U.S. justice for all

September 02, 2004

THE OPENING HEARINGS in the cases of four of the 585 U.S.-held terrorist suspects at Guantanamo Bay, Cuba, last week showed what many had feared: The system isn't working.

It's not just the trouble with interpreters, who occasionally but repeatedly mistake "decision" for "confession" and whose regional accents can't be understood by some defendants. Nor is it just the lack of law experience of four of the five judge-and-jury panelists, one of whom couldn't describe the Geneva Conventions, the chief source of international law. Nor even the strange lack of assistance for defense attorneys while prosecutors are stacked up on one another.

The fundamental flaw is the process itself. Updating the creaky protocols of military commissions - last used five decades ago and based on a concept of due-process rights that doesn't reflect current court thinking - has proved awkward at best. Though much improved from the kangaroo court set up in the administration's first draft, the rules still are weighted toward the prosecution - including denying the defense access to evidence considered classified. They also still permit coerced testimony and hearsay as evidence, a standard not used in U.S. or international law. And defendants cannot appeal the verdicts or the process except to the military itself.
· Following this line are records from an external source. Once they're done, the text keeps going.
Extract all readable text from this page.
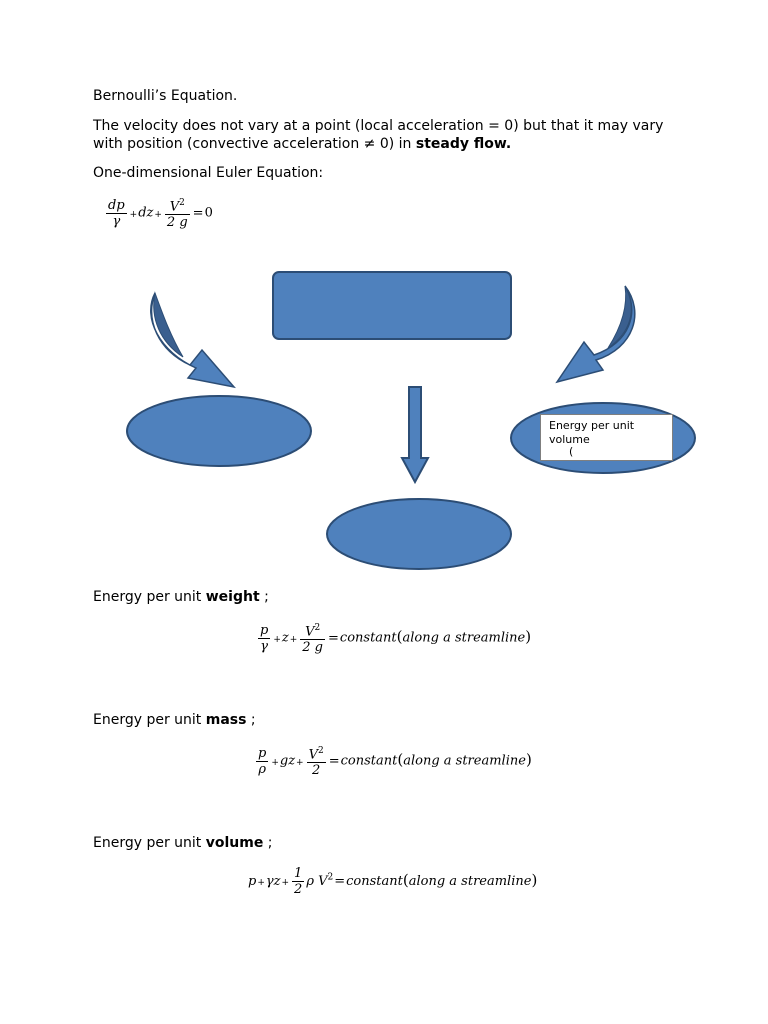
Bernoulli’s Equation.
The velocity does not vary at a point (local acceleration = 0) but that it may vary
with position (convective acceleration ≠ 0) in steady flow.
One-dimensional Euler Equation:
$\frac{dp}{\gamma} +dz+ \frac{V^2}{2 g} =0$
Energy per unit
volume
(
Energy per unit weight ;
$\frac{p}{\gamma} +z+ \frac{V^2}{2 g}$ =constant(along a streamline)
Energy per unit mass ;
$\frac{p}{\rho} +gz+ \frac{V^2}{2}$ =constant(along a streamline)
Energy per unit volume ;
$p+\gamma z+ \frac{1}{2}$ ρ $V^2=constant(along$ a streamline)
The guidelines also are incomplete. One defendant wanted to be his own defense lawyer; no one was sure he could do that. Then he asked to have a fellow countryman as his defense attorney; it was unclear if he could do that, either. Yemeni native Ali Hamza al Bahlul was cut off before he could finish describing his ties to al-Qaida, by the presiding officer, who told his fellow panelists that what they had heard would not be admissible in the trial. The prosecutor disagreed, citing the evidence rule.
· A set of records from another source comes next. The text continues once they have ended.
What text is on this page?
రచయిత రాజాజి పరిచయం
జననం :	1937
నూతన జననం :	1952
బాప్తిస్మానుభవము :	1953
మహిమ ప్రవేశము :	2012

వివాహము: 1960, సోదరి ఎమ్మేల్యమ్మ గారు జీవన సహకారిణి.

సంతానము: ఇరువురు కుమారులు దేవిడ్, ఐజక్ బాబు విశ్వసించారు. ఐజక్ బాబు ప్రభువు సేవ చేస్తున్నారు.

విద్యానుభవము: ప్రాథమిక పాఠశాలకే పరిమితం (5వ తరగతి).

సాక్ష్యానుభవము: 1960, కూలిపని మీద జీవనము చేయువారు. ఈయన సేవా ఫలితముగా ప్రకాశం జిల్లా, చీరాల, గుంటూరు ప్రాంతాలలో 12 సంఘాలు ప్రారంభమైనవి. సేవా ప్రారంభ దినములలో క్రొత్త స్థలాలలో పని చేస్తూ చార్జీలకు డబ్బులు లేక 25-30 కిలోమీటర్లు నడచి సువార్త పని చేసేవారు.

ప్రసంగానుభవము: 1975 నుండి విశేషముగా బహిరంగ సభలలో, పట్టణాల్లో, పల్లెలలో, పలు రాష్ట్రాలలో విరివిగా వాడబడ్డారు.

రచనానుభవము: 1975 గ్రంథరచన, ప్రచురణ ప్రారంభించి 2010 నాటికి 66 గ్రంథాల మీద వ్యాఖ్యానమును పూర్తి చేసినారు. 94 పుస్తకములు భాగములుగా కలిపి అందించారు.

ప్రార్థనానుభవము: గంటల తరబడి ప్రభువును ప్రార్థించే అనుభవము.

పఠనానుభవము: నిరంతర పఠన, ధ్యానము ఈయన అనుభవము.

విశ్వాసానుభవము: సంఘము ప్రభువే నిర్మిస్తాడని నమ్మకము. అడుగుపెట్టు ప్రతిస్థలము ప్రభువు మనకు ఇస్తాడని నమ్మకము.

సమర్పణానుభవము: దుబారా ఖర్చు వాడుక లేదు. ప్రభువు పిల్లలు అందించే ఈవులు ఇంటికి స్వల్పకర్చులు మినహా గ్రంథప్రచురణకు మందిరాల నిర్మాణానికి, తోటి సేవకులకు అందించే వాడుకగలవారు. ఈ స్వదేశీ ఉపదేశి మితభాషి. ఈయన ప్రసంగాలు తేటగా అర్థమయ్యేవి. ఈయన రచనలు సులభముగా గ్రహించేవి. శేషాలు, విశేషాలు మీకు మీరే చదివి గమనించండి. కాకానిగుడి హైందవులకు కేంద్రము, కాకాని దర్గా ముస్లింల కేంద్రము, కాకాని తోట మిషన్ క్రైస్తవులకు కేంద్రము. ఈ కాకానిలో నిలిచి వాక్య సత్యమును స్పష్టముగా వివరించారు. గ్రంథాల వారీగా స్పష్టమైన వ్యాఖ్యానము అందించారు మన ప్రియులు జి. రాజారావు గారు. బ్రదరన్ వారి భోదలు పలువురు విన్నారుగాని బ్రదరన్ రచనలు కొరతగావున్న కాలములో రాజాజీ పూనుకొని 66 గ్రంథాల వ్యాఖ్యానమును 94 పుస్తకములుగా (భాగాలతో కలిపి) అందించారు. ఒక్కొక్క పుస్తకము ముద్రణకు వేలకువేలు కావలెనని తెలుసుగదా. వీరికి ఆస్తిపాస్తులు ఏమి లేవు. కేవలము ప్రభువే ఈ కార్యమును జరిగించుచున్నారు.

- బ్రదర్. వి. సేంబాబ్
This is unacceptable, especially after all the delays and missteps that have caused these men to stew in prison for more than two years - while the remedy was readily at hand.

The United States already has answers to these questions - in its congressionally approved Uniform Code of Military Justice. These well-tempered rules, which also are used for military courts-martial, can handle all levels of classified material and all styles of defense. Adopting these as the operating rules at Guantanamo would be fair to all sides: Jurists, lawyers, observers, defendants and witnesses would know what was admissible, and who does what, where and when. Why reinvent the wheel?

The executive branch has the right to call these commissions, as President Bush did in November 2001, but their operation, at the least, should follow U.S. law. As the world watches the United States try people its commander in chief has called killers and its attorney general calls "uniquely dangerous," it behooves the administration to make its case in as lucid and just a manner as possible.